We submitted our paper to Nature first. It was rejected after a few weeks without being sent to scientific review, with the usual rejection letter saying that it was not of “general interest.” After the rejection, we recouped and sent it to PNAS, USA, where it was received in March 1992 and appeared in press in July 1992 (Ogawa et al. 1992).

Approximately, a week before the publication of our paper and the paper from MGH, a short communication demonstrating fMRI in the human motor cortex appeared in press (Bandettini et al. 1992). This is also one of the first papers demonstrating fMRI; the authors of this paper were apparently inspired by Tom Brady’s talk at the August 1991 SMRM annual meeting and started working on the project subsequent to that meeting (Bandettini 2012; Bandettini et al. 1992; also see chapter by Bandettini in this book).

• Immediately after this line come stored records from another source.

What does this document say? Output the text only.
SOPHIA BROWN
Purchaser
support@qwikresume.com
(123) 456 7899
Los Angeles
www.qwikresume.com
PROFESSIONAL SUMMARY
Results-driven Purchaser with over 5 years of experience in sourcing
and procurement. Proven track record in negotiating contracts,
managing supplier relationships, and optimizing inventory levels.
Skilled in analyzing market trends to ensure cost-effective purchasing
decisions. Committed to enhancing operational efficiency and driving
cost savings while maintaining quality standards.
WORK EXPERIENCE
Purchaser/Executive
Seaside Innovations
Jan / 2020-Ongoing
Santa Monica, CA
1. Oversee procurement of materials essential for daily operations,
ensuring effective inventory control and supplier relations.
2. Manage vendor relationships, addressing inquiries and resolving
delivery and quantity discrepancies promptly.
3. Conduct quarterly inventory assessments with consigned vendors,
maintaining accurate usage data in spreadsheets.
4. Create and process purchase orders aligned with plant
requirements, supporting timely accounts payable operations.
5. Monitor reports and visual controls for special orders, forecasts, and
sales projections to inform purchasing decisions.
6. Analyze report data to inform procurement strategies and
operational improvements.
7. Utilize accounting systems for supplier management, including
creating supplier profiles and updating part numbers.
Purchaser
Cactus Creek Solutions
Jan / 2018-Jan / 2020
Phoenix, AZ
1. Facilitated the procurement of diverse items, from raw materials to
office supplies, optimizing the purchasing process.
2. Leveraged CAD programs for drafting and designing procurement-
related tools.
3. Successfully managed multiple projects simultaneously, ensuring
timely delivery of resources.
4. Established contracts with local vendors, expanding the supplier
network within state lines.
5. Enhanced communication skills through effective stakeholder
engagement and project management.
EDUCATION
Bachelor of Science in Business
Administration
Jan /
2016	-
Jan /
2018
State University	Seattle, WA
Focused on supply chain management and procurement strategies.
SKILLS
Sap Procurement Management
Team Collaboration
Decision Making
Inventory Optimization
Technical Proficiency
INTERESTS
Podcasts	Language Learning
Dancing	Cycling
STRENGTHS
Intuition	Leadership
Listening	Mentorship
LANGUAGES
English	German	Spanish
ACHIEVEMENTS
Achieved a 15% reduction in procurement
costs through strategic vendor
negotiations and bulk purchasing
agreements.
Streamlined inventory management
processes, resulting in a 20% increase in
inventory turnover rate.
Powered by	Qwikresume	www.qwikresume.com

Clearly, in the two decades since its discovery, BOLD fMRI has led to a revolution in the ability to visualize human brain activity, going from the early experiments demonstrating relatively coarse images of activity in the visual cortex to mapping cortical columns, constructing mental experiences of an individual, and defining functional connections among different brain regions (these are all topics that are covered by chapters in this book). The huge impact fMRI has already had in the study of human brain function continues to increase rapidly due to improved instrumentation (in particular the introduction of ultrahigh (7 T and above) magnetic fields), new data acquisition methods that enable whole brain, high-resolution images in approximately a second and innovative data analysis methods. All of this has been possible by the fortuitous combination of the fact that we are endowed with a complex paramagnetic molecule sequestered in our blood vessels, and that neuronal activity has spatially specific metabolic and physiologic consequences.